Let's explore Sales and number of customers per day of the month

In [53]:
df_merge.groupby(by='Day')['Sales'].mean().plot(figsize=(14,5), marker='o', color='g')
plt.title('Average Sales per Day of the Month')
plt.legend()
plt.show()

df_merge.groupby(by='Day')['Customers'].mean().plot(figsize=(14,5), marker='o', color='r')
plt.title('Average Customers per Day of the Month')
plt.legend()
plt.show()
  • Smallest number of customers and sales are generally around the 24th of the month

  • Largest number of customers and sales are around 30th and 1st of the month

  • This probably a reflection of pay cycles when people have more disposable income and/or price reductions at the end of the month. There's porentially a lot more to explore here and business knowledge can help explain these patterns further.

Let's do the same for the day of the week

In [54]:
# # list the days in DayOfWeek
df_merge['DayOfWeek'].unique()
Out[54]:
array([5, 4, 3, 2, 1, 6, 7], dtype=int64)

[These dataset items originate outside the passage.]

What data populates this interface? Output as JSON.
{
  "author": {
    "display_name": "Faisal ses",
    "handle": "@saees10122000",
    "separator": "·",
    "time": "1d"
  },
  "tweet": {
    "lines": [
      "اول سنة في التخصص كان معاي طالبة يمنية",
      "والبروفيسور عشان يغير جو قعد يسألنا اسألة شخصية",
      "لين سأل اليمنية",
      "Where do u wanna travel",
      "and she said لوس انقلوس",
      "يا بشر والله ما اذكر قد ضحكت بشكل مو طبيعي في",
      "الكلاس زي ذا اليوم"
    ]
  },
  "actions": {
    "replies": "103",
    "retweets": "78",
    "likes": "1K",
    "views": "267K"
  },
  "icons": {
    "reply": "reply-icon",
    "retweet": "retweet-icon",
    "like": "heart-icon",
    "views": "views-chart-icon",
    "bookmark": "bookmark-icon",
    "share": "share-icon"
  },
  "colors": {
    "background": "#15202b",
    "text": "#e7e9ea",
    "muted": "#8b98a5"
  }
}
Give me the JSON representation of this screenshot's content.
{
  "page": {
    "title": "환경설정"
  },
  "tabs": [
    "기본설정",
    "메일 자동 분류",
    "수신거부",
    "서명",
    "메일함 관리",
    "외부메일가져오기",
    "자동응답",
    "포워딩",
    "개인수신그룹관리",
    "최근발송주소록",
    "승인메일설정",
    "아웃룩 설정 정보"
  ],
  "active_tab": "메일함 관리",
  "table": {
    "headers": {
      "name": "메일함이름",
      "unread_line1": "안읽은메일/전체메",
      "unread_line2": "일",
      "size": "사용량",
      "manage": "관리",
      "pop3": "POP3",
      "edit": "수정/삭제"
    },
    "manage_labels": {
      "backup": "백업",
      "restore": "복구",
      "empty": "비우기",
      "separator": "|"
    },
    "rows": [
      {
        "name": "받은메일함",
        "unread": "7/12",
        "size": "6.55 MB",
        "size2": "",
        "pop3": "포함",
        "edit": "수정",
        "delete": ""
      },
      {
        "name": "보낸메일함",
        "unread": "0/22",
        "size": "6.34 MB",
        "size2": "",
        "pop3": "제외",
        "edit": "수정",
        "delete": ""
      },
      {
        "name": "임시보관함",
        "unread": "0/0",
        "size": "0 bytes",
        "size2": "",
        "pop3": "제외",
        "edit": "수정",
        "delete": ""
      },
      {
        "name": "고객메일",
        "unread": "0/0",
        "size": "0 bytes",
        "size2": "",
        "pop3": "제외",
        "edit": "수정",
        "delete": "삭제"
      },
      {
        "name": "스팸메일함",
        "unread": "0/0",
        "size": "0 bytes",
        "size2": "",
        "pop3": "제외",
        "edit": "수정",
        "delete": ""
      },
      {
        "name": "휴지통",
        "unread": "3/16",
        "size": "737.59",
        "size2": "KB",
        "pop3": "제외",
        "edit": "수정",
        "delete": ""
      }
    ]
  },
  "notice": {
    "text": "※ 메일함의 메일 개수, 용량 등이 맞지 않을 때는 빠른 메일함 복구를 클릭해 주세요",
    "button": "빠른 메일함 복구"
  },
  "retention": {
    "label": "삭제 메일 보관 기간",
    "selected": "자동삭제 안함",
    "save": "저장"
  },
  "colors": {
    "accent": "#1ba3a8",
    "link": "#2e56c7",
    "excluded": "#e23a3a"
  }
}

Note: Monday = 1, Tuesday = 2, ......, Sunday = 7

In [55]:
df_merge.groupby(by='DayOfWeek')['Sales'].mean().plot(figsize=(14,5), marker='o', color='g')
plt.title('Average Sales per Day of the Week')
plt.legend()
plt.show()

df_merge.groupby(by='DayOfWeek')['Customers'].mean().plot(figsize=(14,5), marker='o', color='r')
plt.title('Average Customers per Day of the Month')
plt.legend()
plt.show()
  • Sunday and Monday appear to be the busiest days of the week for sales

  • However, in terms of number of customer numbers, Sunday again is the busiest but less so on a Monday.